Platón. Detalle de La Escuela de Atenas, famoso cuadro de Rafael
La más bella obra filosófica de lo que antes se llamó "la cultura occidental" tiene como escenario una especie de sobremesa bien provista de bebidas (simposio, le decían), que tuvo lugar una noche ateniense durante la primavera del año 416 a.C. Me refiero, desde luego, al Banquete de Platón, sin duda, uno de sus Diálogos más influyentes y admirados. A Sócrates, sin desdorar las obras de Jenofonte, lo conocemos por lo que en ellos dijo y por la nítida imagen que de él se nos ofrece en esas fértiles páginas de su discípulo. Por los Diálogos también sabemos el modo de discurrir de los sofistas: unos, como Protágoras y Gorgias, con una enorme intención educadora; otros, como Trasímaco y Dionisodoro, con un afán retórico de embrollo. Por El banquete de Platón, concretamente, podemos sentir la amabilidad de la filosofía. Eugenio Trías, el gran filósofo español del límite, lo recomienda como lectura inicial a quienes aspiran dedicarse en serio a esa vieja disciplina del pensamiento.

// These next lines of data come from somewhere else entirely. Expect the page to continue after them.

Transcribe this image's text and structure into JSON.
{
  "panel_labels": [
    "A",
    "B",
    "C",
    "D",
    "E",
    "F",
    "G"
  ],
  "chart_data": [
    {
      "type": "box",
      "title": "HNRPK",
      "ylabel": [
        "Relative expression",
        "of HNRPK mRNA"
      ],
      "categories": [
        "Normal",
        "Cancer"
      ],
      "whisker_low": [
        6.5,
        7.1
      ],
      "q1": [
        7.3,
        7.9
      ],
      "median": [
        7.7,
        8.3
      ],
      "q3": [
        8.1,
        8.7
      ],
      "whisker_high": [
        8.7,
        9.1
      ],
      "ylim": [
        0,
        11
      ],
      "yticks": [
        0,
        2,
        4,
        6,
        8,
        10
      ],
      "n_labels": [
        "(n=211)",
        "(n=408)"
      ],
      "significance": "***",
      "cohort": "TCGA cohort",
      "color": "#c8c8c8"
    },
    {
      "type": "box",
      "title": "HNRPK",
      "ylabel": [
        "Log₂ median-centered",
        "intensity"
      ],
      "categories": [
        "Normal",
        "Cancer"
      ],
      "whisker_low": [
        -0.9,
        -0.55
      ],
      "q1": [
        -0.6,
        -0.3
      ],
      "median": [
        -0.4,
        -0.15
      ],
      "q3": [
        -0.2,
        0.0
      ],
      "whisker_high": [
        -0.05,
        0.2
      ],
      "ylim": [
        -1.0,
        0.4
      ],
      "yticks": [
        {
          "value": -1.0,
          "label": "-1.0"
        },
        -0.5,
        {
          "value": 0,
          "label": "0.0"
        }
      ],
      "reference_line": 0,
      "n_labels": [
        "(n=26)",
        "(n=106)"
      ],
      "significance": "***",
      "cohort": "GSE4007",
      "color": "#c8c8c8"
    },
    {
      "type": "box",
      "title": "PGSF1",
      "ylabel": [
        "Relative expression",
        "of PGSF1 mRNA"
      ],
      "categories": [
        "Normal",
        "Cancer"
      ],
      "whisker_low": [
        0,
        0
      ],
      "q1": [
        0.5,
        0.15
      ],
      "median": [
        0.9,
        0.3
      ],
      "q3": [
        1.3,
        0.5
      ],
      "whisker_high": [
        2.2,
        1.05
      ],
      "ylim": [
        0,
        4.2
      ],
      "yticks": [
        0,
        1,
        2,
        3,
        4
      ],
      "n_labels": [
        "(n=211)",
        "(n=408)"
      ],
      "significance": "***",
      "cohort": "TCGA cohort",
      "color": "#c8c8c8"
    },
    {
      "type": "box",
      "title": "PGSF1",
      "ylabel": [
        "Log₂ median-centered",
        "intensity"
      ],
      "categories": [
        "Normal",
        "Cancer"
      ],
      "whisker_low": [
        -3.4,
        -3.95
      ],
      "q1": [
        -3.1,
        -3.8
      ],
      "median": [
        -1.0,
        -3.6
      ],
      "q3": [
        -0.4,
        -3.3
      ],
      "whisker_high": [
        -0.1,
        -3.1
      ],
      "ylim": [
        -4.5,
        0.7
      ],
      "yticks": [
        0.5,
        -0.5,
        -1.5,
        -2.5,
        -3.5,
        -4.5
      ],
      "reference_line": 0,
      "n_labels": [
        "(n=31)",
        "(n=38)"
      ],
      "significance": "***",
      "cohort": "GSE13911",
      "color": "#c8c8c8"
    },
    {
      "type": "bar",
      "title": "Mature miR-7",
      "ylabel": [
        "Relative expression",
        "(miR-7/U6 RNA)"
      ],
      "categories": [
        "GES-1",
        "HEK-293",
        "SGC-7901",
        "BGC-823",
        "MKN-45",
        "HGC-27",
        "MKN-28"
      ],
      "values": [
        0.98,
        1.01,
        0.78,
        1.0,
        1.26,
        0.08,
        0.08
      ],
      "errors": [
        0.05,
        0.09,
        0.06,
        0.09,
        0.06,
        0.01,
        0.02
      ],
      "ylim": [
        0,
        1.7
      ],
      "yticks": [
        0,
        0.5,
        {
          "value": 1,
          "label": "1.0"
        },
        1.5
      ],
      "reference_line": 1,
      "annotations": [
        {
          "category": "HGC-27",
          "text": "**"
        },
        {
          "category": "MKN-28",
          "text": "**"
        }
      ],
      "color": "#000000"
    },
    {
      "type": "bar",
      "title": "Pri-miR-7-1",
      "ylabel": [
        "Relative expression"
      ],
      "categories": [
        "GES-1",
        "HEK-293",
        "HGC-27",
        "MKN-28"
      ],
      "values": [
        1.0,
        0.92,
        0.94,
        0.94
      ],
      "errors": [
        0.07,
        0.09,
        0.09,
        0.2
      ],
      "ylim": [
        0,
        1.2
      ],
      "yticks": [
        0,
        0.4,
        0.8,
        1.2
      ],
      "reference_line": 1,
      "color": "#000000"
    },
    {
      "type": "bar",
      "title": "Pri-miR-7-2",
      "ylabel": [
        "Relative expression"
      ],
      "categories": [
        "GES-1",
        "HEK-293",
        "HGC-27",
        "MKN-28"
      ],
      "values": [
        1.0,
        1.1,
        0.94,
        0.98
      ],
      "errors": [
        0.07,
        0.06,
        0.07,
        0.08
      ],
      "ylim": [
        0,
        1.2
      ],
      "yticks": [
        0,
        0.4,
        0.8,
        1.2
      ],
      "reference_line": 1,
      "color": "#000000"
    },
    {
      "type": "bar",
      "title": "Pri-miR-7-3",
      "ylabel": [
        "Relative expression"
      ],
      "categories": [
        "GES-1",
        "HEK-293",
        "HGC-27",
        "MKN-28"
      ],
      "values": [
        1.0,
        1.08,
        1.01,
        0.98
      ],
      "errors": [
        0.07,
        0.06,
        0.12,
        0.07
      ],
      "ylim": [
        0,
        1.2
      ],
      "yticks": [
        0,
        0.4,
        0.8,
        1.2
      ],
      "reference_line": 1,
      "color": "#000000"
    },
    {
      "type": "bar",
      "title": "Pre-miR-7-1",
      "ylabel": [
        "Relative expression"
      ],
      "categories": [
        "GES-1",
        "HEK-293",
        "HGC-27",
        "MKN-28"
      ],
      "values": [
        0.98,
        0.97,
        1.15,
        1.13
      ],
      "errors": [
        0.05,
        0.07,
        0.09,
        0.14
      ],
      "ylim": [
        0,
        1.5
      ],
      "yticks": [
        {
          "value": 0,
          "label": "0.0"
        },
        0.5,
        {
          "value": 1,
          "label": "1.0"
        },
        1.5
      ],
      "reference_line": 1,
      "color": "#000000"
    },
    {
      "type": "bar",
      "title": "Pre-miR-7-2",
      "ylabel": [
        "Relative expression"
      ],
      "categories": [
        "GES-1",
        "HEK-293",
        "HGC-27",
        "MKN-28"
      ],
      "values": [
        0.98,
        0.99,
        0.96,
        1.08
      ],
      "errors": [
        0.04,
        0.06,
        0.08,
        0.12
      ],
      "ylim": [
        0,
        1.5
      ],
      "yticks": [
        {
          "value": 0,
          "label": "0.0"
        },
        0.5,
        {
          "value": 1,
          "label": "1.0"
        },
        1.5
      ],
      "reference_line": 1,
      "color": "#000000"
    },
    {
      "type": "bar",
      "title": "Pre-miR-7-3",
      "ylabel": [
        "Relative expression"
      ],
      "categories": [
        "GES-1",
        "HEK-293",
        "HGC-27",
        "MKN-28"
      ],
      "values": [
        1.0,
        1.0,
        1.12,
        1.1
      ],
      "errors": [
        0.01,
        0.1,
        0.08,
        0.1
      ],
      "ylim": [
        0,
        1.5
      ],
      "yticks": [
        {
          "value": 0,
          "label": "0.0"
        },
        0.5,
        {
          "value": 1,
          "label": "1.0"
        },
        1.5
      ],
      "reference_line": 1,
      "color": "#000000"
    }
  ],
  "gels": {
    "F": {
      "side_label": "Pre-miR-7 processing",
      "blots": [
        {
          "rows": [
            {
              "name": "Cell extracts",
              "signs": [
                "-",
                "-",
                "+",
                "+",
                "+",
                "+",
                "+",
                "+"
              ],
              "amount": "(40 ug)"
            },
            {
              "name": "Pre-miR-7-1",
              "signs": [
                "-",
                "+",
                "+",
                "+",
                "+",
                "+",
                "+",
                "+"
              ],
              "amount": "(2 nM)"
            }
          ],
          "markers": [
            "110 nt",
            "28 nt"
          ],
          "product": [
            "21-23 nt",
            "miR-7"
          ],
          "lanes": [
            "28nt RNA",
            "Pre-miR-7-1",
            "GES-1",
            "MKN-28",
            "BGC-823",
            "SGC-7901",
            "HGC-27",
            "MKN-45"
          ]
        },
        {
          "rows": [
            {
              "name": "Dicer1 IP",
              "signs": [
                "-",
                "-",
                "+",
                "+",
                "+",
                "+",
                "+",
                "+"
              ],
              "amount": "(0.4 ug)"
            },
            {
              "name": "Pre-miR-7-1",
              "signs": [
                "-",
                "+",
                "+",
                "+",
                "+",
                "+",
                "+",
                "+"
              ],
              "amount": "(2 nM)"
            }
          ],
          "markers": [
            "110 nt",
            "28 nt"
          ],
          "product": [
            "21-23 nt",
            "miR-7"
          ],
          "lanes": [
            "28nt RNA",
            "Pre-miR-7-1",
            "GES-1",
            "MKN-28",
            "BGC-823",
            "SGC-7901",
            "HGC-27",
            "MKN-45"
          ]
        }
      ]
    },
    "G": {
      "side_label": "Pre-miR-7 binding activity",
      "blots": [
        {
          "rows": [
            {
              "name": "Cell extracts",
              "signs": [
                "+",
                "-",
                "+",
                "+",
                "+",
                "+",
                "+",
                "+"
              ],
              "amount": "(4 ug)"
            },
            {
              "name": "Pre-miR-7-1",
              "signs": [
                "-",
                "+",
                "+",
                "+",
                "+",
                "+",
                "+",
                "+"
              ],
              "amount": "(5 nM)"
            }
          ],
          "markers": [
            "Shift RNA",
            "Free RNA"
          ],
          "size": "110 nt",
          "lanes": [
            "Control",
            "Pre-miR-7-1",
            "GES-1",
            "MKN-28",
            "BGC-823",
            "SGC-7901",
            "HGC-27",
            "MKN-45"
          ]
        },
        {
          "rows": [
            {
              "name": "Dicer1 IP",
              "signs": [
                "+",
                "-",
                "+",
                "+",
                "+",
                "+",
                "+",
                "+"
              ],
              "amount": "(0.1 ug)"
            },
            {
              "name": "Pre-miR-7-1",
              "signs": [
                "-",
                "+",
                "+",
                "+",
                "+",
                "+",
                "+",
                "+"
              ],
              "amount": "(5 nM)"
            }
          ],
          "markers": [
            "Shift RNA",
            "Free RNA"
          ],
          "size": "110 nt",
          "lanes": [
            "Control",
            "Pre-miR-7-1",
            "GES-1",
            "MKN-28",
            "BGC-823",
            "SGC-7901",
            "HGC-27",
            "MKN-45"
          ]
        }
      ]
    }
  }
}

Como famosamente se sabe, en El banquete se habla del amor. Se bebe, sí, pero con la contención que siempre requiere el tema, tanto para hacerlo como para discutirlo. Los hombres que participan en ese simposio platónico se dedican sólo a lo segundo. Convocan, de alguna manera, lo dionisíaco, pero saben domeñarlo con lo apolíneo. Unos más que otros, por supuesto. El único que en él está verdaderamente borracho es Alcibíades, pero se trata de una borrachera consciente, tanto, que pide se le disculpe por no exponer en un orden muy exacto su estupendo elogio a Sócrates. Alcibíades llegó al simposio tarde (más tarde que Sócrates, quien también se retrasó) y muy pasado de tragos. Pidió más vino para que sus contertulios se aproximaran a su estado. Advino, entonces, la etílica elocuencia de un enamorado, la fervorosa confesión de un joven (Alcibíades), que se moría por Sócrates. Poco a poco, el “banquete” (repito: en rigor, era un simposio) fue cayendo en la modorra. Al cabo de un tiempo, todos dormían. Sólo Sócrates y Aristodemos se mantuvieron de pie. Ya de día, salieron de la casa de Agatón y Sócrates se dirigió al Liceo para ocuparse, como si nada, de sus actividades cotidianas.
El conocido discurso de Diotima que refiere Sócrates, acerca del recorrido del alma poseída por el Amor, ha sido pasto de numerosas interpretaciones y análisis. Allí se nos habla de la búsqueda de la Belleza o, mejor dicho, de la idea de Belleza, como deseo acuciante de los enamorados poseídos por Eros. A partir del Banquete platónico se han erigido diversas teorías estéticas y psicológicas. Y no era para menos. También los poetas han sabido aprovecharlo. La distinción que Pausanias hizo en el convite ateniense, de Venus (la belleza), como imprescindible elemento del amor, fue recreada magistralmente por Jaime Gil de Biedma en su imprescindible Pandémica y Celeste. La agonística protagonizada por la Venus del cielo y la Venus carnal, fue quizá resuelta por el autor barcelonés en tres versos memorables que incluyen, por cierto, un homenaje a Shakespeare: “Aunque sepa que nada me valdrían/ trabajos de amor disperso/ si no existiese el verdadero amor”. Pero hasta aquí con las tentaciones líricas. Mi intención era hoy especular sobre lo que comieron los contertulios platónicos y algo diré al respecto, a pesar del poco espacio disponible.
Se conoce que la prolongada ingesta de vino mezclado con agua fue precedida de una comida. Supongo que fue una buena comida. “Buena”, dentro de los cánones culinarios griegos, muy inclinados a la dieta de leguminosas o cereales, como es sabido. Por tratarse de una celebración (recordemos que Agatón había sido premiado en un concurso teatral), es probable que el convivio incluyera una preparación de liebre, plato de caza altamente estimado por los atenienses. La mesa tenía, seguramente, quesos, panes, tortas de trigo o cebada y gachas con lechuga, amasadas con miel. Podríamos fantasear, asimismo, con la presencia de un caldo elaborado a base de carne salada, cocida en agua, vino y vinagre, con cilantro seco, tomillo, hinojo, anís y comino, receta procedente del Egipto conquistado por los helenos, pero sería demasiada irresponsabilidad de mi parte y se me vería la caprichosa intención de asignarle al paloapique apureño un ilustre antecedente griego. De modo que terminemos en paz estas digresiones, antes de que llegue Aristóteles a tratar de ponernos los pies en la tierra.